In the process, the same recommendation developed a definition of two fundamental terms: competence and key competence. The former was defined as a combination of knowledge, skills and attitudes whereas the latter was defined as those which all individuals need to perform and progress within the contexts of society, citizenship and employment. Furthermore, a set of four competences were considered essential for their direct impact on learning. These were: language, literacy, numeracy and information, and communication technologies.

Digital Competence (DigiComp) was further defined as “the confident and critical use of Information Society Technology (IST) for work, leisure, learning and communication”. [ii]

Digital competence is a transversal key competence which, as such, enables us to acquire other key competences (e.g., language, mathematics, learning to learn, cultural awareness). It is related to many of the 21st Century Skills which should be acquired by all citizens, to ensure their active participation in society and the economy.” [iii]

Another dimension of many of these competences was that they are transferable or transversal competences[iv]. More specifically, they are “independent of subjects” and are rather based on “cross-curricular objectives“. These competences relate to better management of one’s own learning, social and interpersonal relations and communication. From an educational point of view “they reflect a general shift of emphasis from teaching to learning.”

What research[v] into the nature and function of transversal competences indicated was a change in emphasis from knowledge to skills and attitudes, from curriculum input to output for learners. This change in focus requires a pedagogical transformation to sustain it as well as supportive assessment of key features in order to foster progress and development.

Further research[vi] recognized that, despite the development in the understanding of transversal key competences, two major challenges remained. First, “the need for a more strategic approach in supporting the key competences approach at school.” Secondly “the need to enhance the status of the transversal competences (digital, civic and entrepreneurship) as compared to the traditional subject-based competences.”

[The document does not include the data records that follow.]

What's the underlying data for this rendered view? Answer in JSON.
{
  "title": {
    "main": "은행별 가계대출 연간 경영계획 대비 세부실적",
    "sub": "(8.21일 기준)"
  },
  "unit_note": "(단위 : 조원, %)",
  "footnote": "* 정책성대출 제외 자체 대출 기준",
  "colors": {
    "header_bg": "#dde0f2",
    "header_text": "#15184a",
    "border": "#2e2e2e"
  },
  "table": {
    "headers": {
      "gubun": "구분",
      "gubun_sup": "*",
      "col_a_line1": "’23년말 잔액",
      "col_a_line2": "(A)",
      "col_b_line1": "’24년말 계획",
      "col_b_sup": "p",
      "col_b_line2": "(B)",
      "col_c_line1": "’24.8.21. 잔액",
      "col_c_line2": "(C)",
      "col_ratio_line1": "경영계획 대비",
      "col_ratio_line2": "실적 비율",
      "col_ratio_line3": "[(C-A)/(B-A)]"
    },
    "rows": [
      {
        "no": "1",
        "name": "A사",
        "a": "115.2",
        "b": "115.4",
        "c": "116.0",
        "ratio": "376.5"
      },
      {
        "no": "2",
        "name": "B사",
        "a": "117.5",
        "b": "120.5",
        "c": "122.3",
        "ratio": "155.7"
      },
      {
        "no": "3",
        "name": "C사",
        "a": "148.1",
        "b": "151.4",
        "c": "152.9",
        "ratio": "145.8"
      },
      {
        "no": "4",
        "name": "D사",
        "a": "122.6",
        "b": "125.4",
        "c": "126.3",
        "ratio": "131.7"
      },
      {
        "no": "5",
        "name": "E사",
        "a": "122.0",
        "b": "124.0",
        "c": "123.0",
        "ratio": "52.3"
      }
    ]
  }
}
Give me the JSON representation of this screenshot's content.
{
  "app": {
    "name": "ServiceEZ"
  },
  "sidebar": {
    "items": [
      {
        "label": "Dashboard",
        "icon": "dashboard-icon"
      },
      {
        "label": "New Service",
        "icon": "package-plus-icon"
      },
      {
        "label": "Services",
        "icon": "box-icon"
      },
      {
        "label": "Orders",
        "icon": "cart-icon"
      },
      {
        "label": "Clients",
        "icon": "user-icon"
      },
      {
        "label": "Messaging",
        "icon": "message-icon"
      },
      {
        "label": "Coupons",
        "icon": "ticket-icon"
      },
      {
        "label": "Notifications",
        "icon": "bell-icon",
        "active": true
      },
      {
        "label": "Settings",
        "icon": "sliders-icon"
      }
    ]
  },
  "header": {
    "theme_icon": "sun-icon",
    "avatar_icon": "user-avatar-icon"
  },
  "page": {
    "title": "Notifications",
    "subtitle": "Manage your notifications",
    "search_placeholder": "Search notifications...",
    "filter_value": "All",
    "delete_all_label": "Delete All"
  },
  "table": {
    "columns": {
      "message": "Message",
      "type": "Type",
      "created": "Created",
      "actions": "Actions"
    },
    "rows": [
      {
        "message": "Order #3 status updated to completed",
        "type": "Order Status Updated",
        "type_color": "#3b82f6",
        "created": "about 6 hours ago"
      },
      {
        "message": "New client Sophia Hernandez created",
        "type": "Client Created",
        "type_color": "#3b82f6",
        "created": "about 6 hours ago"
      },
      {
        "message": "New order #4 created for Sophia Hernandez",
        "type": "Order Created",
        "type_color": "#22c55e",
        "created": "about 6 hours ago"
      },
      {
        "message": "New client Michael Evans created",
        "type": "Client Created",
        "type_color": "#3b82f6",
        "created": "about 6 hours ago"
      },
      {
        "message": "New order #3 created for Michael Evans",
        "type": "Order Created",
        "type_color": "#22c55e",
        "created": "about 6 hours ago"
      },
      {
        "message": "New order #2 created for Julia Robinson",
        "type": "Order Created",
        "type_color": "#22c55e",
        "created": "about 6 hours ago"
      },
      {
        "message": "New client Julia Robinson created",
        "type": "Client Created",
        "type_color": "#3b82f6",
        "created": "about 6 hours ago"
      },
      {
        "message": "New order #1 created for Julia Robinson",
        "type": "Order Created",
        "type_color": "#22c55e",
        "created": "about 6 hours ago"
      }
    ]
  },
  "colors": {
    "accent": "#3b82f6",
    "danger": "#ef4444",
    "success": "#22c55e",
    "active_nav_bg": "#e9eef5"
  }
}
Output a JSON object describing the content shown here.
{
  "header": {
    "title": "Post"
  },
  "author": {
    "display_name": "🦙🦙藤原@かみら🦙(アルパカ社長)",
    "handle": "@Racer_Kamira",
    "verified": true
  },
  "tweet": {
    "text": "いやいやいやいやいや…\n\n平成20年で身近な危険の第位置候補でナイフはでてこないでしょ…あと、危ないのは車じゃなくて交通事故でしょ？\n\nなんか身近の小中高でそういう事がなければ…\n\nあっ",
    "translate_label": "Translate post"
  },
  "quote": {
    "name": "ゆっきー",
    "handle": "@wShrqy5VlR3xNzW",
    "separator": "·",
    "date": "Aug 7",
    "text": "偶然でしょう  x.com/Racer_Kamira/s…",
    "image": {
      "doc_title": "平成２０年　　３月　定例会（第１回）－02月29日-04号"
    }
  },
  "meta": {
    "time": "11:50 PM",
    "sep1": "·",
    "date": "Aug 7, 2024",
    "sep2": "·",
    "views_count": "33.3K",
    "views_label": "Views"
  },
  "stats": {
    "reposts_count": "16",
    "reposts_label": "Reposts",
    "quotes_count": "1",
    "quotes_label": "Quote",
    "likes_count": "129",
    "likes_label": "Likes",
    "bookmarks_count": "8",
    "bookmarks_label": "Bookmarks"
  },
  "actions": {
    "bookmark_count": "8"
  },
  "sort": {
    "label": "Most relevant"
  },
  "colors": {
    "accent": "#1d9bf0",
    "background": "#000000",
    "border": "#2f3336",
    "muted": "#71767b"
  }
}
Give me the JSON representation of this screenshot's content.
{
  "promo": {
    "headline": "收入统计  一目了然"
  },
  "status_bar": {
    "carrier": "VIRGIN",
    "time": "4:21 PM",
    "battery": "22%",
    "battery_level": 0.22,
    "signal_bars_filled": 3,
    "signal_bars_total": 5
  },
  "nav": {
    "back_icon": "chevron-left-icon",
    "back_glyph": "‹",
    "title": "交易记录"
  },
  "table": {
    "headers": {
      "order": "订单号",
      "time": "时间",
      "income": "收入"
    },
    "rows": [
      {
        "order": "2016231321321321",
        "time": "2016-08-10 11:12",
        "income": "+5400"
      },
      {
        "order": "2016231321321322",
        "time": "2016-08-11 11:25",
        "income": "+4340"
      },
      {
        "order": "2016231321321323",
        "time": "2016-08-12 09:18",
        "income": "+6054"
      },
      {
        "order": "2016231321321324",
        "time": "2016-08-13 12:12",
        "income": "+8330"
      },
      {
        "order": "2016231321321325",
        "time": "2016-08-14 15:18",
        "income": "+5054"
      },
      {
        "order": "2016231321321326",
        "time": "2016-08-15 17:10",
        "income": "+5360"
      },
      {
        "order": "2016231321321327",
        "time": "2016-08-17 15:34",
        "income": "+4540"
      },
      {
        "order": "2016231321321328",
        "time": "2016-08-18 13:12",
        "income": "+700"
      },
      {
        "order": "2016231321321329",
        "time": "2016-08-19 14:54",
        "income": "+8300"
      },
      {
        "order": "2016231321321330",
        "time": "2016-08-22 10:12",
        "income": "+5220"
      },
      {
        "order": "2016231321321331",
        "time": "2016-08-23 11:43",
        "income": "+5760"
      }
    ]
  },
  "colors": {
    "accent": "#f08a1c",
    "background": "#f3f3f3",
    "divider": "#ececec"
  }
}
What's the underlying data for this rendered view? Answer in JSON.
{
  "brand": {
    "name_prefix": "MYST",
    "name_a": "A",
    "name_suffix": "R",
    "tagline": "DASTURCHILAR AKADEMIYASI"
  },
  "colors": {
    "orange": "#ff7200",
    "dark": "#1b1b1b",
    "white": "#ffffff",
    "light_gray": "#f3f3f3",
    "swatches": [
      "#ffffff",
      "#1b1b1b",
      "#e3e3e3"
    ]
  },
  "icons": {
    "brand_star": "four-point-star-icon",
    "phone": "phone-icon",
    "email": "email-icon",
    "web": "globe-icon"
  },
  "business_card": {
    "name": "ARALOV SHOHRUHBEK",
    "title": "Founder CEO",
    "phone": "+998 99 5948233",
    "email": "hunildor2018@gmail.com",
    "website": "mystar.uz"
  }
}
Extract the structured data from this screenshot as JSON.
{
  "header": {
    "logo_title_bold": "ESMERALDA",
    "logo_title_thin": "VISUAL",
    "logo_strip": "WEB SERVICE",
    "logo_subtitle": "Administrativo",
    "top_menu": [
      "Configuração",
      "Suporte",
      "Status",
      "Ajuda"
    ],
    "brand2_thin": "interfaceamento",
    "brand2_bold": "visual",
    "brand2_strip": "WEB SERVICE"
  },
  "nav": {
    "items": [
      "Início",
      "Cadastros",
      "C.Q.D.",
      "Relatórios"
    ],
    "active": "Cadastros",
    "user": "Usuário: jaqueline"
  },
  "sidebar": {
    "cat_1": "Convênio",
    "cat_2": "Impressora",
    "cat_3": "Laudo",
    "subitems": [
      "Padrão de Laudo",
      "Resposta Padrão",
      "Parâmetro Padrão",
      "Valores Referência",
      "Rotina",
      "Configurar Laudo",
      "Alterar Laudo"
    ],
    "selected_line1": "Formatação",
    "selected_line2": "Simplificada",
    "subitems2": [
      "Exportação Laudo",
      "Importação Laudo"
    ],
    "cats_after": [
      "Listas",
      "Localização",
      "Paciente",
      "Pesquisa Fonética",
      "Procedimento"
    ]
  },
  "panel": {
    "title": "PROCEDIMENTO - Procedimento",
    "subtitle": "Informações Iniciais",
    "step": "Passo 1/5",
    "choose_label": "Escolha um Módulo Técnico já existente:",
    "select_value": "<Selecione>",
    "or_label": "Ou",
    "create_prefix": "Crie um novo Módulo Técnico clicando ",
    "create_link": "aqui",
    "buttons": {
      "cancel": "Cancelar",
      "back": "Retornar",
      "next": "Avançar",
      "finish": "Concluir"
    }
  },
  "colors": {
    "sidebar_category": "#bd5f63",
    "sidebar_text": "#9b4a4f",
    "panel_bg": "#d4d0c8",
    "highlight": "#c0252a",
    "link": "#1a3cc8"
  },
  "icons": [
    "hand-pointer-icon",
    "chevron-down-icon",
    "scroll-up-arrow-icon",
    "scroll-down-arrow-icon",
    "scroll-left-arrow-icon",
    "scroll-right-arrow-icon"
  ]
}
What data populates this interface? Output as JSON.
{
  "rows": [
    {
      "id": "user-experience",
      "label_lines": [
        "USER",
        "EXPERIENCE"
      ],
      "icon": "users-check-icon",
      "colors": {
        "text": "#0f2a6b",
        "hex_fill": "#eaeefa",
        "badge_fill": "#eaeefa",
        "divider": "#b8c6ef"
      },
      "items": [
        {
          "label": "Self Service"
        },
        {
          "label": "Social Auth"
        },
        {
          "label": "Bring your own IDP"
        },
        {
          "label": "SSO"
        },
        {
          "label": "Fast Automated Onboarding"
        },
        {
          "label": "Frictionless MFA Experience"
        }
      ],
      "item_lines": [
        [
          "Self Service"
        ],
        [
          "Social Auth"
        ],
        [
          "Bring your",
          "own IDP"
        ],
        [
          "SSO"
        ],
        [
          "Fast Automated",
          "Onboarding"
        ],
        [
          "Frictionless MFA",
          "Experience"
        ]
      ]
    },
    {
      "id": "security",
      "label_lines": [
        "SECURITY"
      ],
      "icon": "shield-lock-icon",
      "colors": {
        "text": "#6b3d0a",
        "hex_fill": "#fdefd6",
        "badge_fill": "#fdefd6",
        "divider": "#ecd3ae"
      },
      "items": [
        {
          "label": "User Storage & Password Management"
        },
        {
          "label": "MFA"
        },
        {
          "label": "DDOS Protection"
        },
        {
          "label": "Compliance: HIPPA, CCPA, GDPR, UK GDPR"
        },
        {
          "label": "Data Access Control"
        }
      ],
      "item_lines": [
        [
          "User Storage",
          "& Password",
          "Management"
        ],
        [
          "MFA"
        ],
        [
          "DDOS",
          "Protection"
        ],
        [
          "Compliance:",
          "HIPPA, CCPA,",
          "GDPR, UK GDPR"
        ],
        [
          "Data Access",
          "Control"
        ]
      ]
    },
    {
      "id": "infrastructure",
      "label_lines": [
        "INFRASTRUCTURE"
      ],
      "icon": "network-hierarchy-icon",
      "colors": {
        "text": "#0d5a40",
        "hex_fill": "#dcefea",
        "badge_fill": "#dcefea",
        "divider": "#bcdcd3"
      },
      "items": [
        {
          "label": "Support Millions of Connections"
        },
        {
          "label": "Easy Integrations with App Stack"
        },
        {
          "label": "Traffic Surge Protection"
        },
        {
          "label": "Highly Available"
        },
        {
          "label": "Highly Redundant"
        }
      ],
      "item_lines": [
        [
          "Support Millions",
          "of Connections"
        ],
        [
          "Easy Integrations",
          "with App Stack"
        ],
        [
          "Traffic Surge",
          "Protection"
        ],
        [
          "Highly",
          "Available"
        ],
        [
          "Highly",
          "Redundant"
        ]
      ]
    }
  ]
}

Digital Competence is considered as a human right[vii]. More specifically, “Digital Competence is both a requirement and a right of citizens, if they are to be functional in today’s society. However, it has been shown that citizens are not necessarily keeping up with the evolving needs derived from rapid technological change and uptake.” In other words, despite the obligation and need to exercise this right, citizens, regardless of their age and professional development, seem content with the level of development of the digital competence they have reached. Technological development progresses faster than the social, professional or educational environment responds in terms of requirements for the development of digital competence.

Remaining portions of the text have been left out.